From Paperclip to Active Storage at scale
My experience of migrating from Paperclip to Active Storage on a production site.
I was until recently working on a Ruby on Rails project as part of my day job, which used Paperclip for attaching files within the application. With Paperclip being deprecated in May 2018, it was high time we moved to an alternative.
Active Storage was added to Rails 5.2 in April 2018 and having used it in other projects, I was confident it was the right choice for us.
These articles really helped us out with the migration, read them a few times:
- https://github.com/thoughtbot/paperclip/blob/master/MIGRATING.md
- https://www.elitmus.com/blog/technology/migration-from-paperclip-to-activestorage/
- https://www.tokyodev.com/2021/03/23/paperclip-activestorage/
You’ll notice that I’m not sharing much in the way of code below. That’s because much of what was written draws from the articles above and any additional bits and pieces are referenced below. This article is not intended to be a tutorial, but more of a list of things we did, considerations we made and changes we followed up with in response to the effects on our production environment.
Background
At the time of the migration, the site had roughly 70,000 images (~50GB) across 7 different models, stored in a single AWS bucket with their path representing the type of the model.
Images on the site are critical to the user experience, so getting this process right was of paramount importance. We developed a plan which allowed us to deploy the migration in a safe and reversible way, giving us confidence and allowing us to back out any given change if required.
The migration plan
Due to the number of attachments we were dealing with and complexity involved, we opted to split the migration up into 7 different tasks, one for each model. We additionally split this process into two distinct deploys, so we had good rollback options and could minimise the risk.
Step 1: Mirror attachments from Paperclip to Active Storage
This step meant that all new attachments would be created in both Paperclip and Active Storage.
We deployed this first, so that we knew the backfill task would correctly capture all the old attachments, rather than chasing down the new ones created by users after the change was deployed. It also allowed us to pause directly after deploying to monitor the impact of our change.
Mirroring the files
We implemented this using a generic Rails concern, which allowed us to apply the mirroring to any of our models. This concern was borrowed from the tokyodev.com article above, so thanks very much to Paul McMahon for publishing that.
The backfilling task
- Populate the Active Storage tables with the Paperclip file information
- The new record in the Active Storage blobs table needed the checksum of the file, so we needed to reach out for the existing file in S3 to find out what it was.

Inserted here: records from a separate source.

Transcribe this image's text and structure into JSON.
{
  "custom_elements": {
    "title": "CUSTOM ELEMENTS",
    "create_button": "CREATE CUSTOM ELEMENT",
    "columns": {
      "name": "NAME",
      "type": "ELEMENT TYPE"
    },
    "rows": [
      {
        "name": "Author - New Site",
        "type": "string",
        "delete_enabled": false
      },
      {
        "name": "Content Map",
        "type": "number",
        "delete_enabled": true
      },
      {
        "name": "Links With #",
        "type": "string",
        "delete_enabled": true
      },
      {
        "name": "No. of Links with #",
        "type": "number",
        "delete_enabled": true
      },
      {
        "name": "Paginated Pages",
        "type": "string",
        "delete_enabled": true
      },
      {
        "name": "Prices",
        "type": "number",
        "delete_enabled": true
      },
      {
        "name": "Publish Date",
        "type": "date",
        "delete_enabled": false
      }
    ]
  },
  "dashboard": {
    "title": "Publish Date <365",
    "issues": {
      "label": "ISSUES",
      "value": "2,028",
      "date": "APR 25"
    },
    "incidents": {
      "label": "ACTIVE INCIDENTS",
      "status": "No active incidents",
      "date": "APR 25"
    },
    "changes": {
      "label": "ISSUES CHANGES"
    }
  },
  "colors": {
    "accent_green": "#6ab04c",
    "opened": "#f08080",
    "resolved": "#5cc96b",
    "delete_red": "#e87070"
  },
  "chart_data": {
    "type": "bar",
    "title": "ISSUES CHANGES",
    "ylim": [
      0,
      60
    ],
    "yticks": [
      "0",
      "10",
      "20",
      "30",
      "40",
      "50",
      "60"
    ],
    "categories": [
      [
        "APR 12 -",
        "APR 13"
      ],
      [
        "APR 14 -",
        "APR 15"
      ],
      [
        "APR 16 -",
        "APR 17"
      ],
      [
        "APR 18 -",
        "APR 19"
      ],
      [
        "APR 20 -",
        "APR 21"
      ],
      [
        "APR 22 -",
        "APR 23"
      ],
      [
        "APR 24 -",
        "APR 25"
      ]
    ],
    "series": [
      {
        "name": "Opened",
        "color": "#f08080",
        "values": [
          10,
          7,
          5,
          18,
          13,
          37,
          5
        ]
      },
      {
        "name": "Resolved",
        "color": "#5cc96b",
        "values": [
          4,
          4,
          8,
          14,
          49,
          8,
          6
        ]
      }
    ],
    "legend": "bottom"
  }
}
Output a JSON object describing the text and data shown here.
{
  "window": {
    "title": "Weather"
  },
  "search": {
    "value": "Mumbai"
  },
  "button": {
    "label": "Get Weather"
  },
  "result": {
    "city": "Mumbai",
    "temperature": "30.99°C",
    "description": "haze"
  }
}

- It must be exit-safe, so if it crashed or timed out, it could restart from where it left off
- This was possible by checking if the model already had an ActiveStorage attachment saved for the right field
This task was also borrowed from the aforementioned tokyodev.com article with a minor change - we went with this to check if the model is valid for migration, rather than relying on attributes being defined on the model. We only had one attachment per file, so this worked fine:
def self.valid_for_migration?(klass)
klass.include?(PaperclipToActiveStorage)
end
After we’d run this task for a model, we validated the following things:
- Number of new ActiveStorage::Attachment
- Number of new ActiveStorage::Blob
- Performed a new upload in the UI to validate:
- No user change in upload process & files appeared correctly
- New ActiveStorage Attachment & Blob was created
Running this job via delayed_job on Heroku took ~800ms per execution. We scaled up the worker dynos so we could run this in parallel - 25 workers gave us ~33/second. Be careful not to overload your DB if scaling this much.
Step 2: Update user path to use Active Storage
This was the second and final step for each model - allow our users to interact with Active Storage instead of Paperclip.
- Update specs
- Update views
- Update controllers
- Update models (ensuring to add new validations for ActiveStorage that replicate the Paperclip validation functionality)
- Deploy.
- Validate full end-to-end image handling for the model in question
Validations
Active Storage doesn’t ship with native validations yet, so we went with the active_storage_validations gem which met all our requirements and was easy to implement.
Attachment Variants
At the time of writing, the site was running on Rails 6.1 but didn’t have the config.active_storage.track_variants
option enabled. After turning this on, we saw responses for images drop from about 160ms down to 40ms. Not bad for a config change.
There’s currently no support in Rails for predefined variants at the model level, which is apparently coming in Rails 7 - see https://github.com/rails/rails/pull/39135.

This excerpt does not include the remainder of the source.